John Mensah, le joueur ghanéen de l’Olympique lyonnais, a été victime d’injures racistes lors du match qui opposait son équipe au Havre, dimanche dernier. Interpellé au cours de la rencontre, l’auteur des insultes a été mis en examen mardi pour « injures raciales publiques » et remis en liberté sous contrôle judiciaire, après avoir avoué son acte.

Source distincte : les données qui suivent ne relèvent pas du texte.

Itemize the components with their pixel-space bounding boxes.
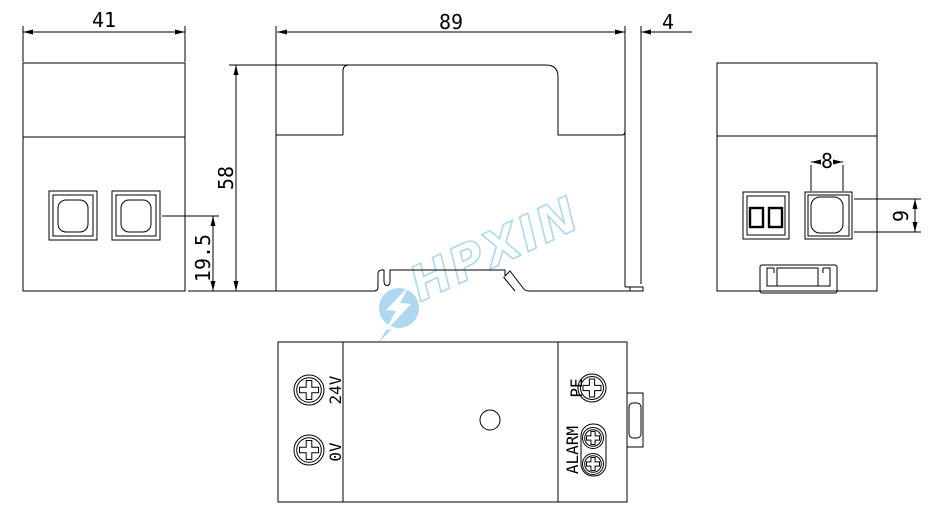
right-view [717, 63, 877, 293]
dim-label-9: 9 [889, 210, 913, 222]
side-latch-tab [627, 393, 643, 447]
mounting-hole [480, 410, 500, 430]
terminal-screw-0v [294, 435, 324, 465]
phillips-cross-icon [587, 458, 600, 471]
front-top-profile [229, 65, 625, 135]
dimension-89: 89 [277, 10, 625, 35]
dim-label-4: 4 [662, 10, 674, 34]
terminal-label-24v: 24V [326, 375, 345, 404]
dim-label-41: 41 [92, 8, 116, 32]
front-view [188, 26, 643, 291]
dimension-9: 9 [854, 199, 921, 232]
dimension-8: 8 [811, 149, 843, 191]
dimension-19-5: 19.5 [162, 216, 219, 291]
phillips-cross-icon [587, 432, 600, 445]
lightning-bolt-tip [379, 329, 392, 342]
front-panel-step [343, 65, 349, 135]
left-view [23, 63, 185, 291]
phillips-cross-icon [300, 441, 319, 460]
terminal-label-0v: 0V [326, 442, 345, 462]
dimension-58: 58 [214, 65, 276, 291]
dim-label-8: 8 [821, 149, 833, 173]
dim-label-19-5: 19.5 [191, 234, 215, 282]
dim-label-89: 89 [439, 10, 463, 34]
watermark-logo: HPXIN [379, 186, 589, 342]
left-view-outline [23, 63, 185, 291]
dimension-41: 41 [23, 8, 185, 62]
phillips-cross-icon [300, 381, 319, 400]
terminal-label-alarm: ALARM [563, 426, 582, 474]
terminal-alarm-block [581, 424, 606, 476]
din-rail-clip [760, 265, 837, 293]
din-latch-inner-edge [504, 277, 516, 291]
connector-button [49, 191, 97, 240]
terminal-label-pe: PE [567, 378, 586, 397]
engineering-drawing: HPXIN 41 [0, 0, 943, 523]
bottom-view: 24V 0V PE ALARM [278, 342, 643, 502]
terminal-screw-24v [294, 375, 324, 405]
end-plate-foot [625, 287, 643, 291]
dimension-4: 4 [641, 10, 692, 35]
right-view-outline [717, 63, 877, 291]
dual-port-connector [743, 192, 789, 239]
square-port-connector [805, 192, 852, 239]
dim-label-58: 58 [214, 166, 238, 190]
watermark-text: HPXIN [401, 186, 588, 313]
connector-button [112, 191, 160, 240]
bottom-view-outline [278, 342, 627, 502]
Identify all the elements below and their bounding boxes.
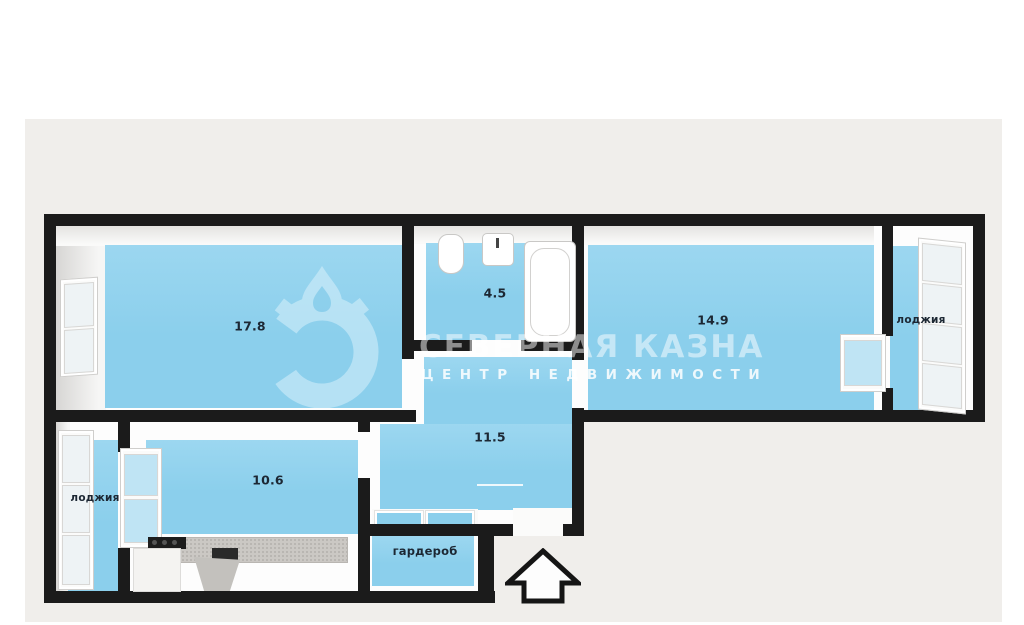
horseshoe-flame-logo-icon xyxy=(256,260,388,408)
bedroom-floor xyxy=(588,245,874,410)
wall-exterior-bottom xyxy=(44,591,495,603)
area-label-hall: 11.5 xyxy=(474,430,506,445)
wall-bedroom-loggia-upper xyxy=(882,226,893,336)
bathtub-icon xyxy=(524,241,576,342)
wall-hall-right xyxy=(572,408,584,536)
wall-living-bathroom xyxy=(402,214,414,359)
toilet-icon xyxy=(438,234,464,274)
area-label-kitchen: 10.6 xyxy=(252,473,284,488)
wall-exterior-right xyxy=(973,214,985,422)
window-bedroom-loggia-block xyxy=(840,334,886,392)
wall-shading-living-top xyxy=(56,226,402,246)
wall-shading-bedroom-top xyxy=(584,226,874,245)
window-living-room xyxy=(60,277,98,378)
wall-exterior-top xyxy=(44,214,985,226)
wall-hall-bottom-right xyxy=(563,524,584,536)
window-kitchen-loggia-block xyxy=(120,448,162,548)
watermark-tagline-text: ЦЕНТР НЕДВИЖИМОСТИ xyxy=(421,367,768,383)
wall-exterior-left xyxy=(44,214,56,603)
wall-middle xyxy=(44,410,416,422)
wall-bedroom-bottom xyxy=(572,410,985,422)
wall-bedroom-loggia-lower xyxy=(882,388,893,422)
area-label-bedroom: 14.9 xyxy=(697,313,729,328)
wall-loggia-kitchen-lower xyxy=(118,548,130,591)
window-loggia-left-exterior xyxy=(58,430,94,590)
bathtub-basin xyxy=(530,248,570,336)
watermark-brand-text: СЕВЕРНАЯ КАЗНА xyxy=(419,329,764,365)
entrance-arrow-icon xyxy=(505,548,581,604)
sink-icon xyxy=(482,233,514,266)
window-loggia-right-exterior xyxy=(918,237,966,414)
faucet-icon xyxy=(496,238,499,248)
oven-icon xyxy=(212,548,238,560)
area-label-bathroom: 4.5 xyxy=(484,286,507,301)
room-label-loggia-right: лоджия xyxy=(896,314,945,326)
wall-hall-bottom-left xyxy=(368,524,513,536)
room-label-wardrobe: гардероб xyxy=(393,544,458,558)
room-label-loggia-left: лоджия xyxy=(70,492,119,504)
floorplan-canvas: 17.8 4.5 14.9 лоджия 11.5 10.6 лоджия га… xyxy=(0,0,1024,625)
hall-floor-marking xyxy=(477,484,523,486)
kitchen-cabinet xyxy=(133,548,181,592)
wall-kitchen-hall-cap xyxy=(358,422,370,432)
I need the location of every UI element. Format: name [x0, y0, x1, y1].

Le supporter normand qui a proféré des insultes racistes contre John Mensah, le joueur ghanéen de l’Olympique lyonnais, lors du match contre le Havre dimanche, a été mis en examen mardi pour « injures raciales publiques » et remis en liberté sous contrôle judiciaire, après avoir avoué son acte. John Mensah a sérieusement pensé à quitter la France, dimanche, malgré la belle performance (3-1) de son équipe au stade de Gerland, lors de cette 24ème journée de Ligue 1. Les injures racistes proférées contre lui au cours du match ont complètement déstabilisé le joueur, au point qu’il s’est fait expulser par l’arbitre en deuxième mi-temps, après avoir vainement demandé à l’entraîneur Claude Puel de le laisser quitter le match, et finalement écopé de deux cartons jaunes. « Il ne va pas bien mais le club l’entoure, ses coéquipiers sont là donc je crois que tout le monde a pris la mesure de la gravité de la chose », a affirmé Me Alain Jakubowicz, l’avocat du joueur, à l’issue d’une réunion lundi matin avec le directeur administratif de l’OL.

Interpellé au cours du match, le supporter avait reconnu devant les policiers avoir lancé des cris de singes au joueur, et justifié ses actes par le fait qu’il était sous l’emprise de l’alcool. L’Olympique lyonnais, Le Havre AC, la Ligue de Football Professionnel (LFP) ont condamné à l’unisson cet acte dans des communiqués parus, lundi, dans leurs sites respectifs. L’entraîneur lyonnais a regretté pour sa part ne pas avoir laissé John Mensah quitter la pelouse à la mi-temps. Le joueur a porté plainte lundi matin, rejoint aussitôt par Le Havre qui a qualifié les injures racistes de « geste isolé ». La LFP a indiqué de son côté qu’elle allait se constituer partie civile dans cette affaire. Intervenant lors de l’émission 100% Foot sur M6, dimanche soir, Eric Besson, le ministre de l’Immigration, de l’Intégration, de l’Identité nationale et du Développement solidaire, s’est dit « outré par l’acte de racisme » dont le joueur a fait l’objet le joueur ghanéen, demandant plus de « sévérité » dans la lutte contre le racisme dans les stades, indique L’Equipe.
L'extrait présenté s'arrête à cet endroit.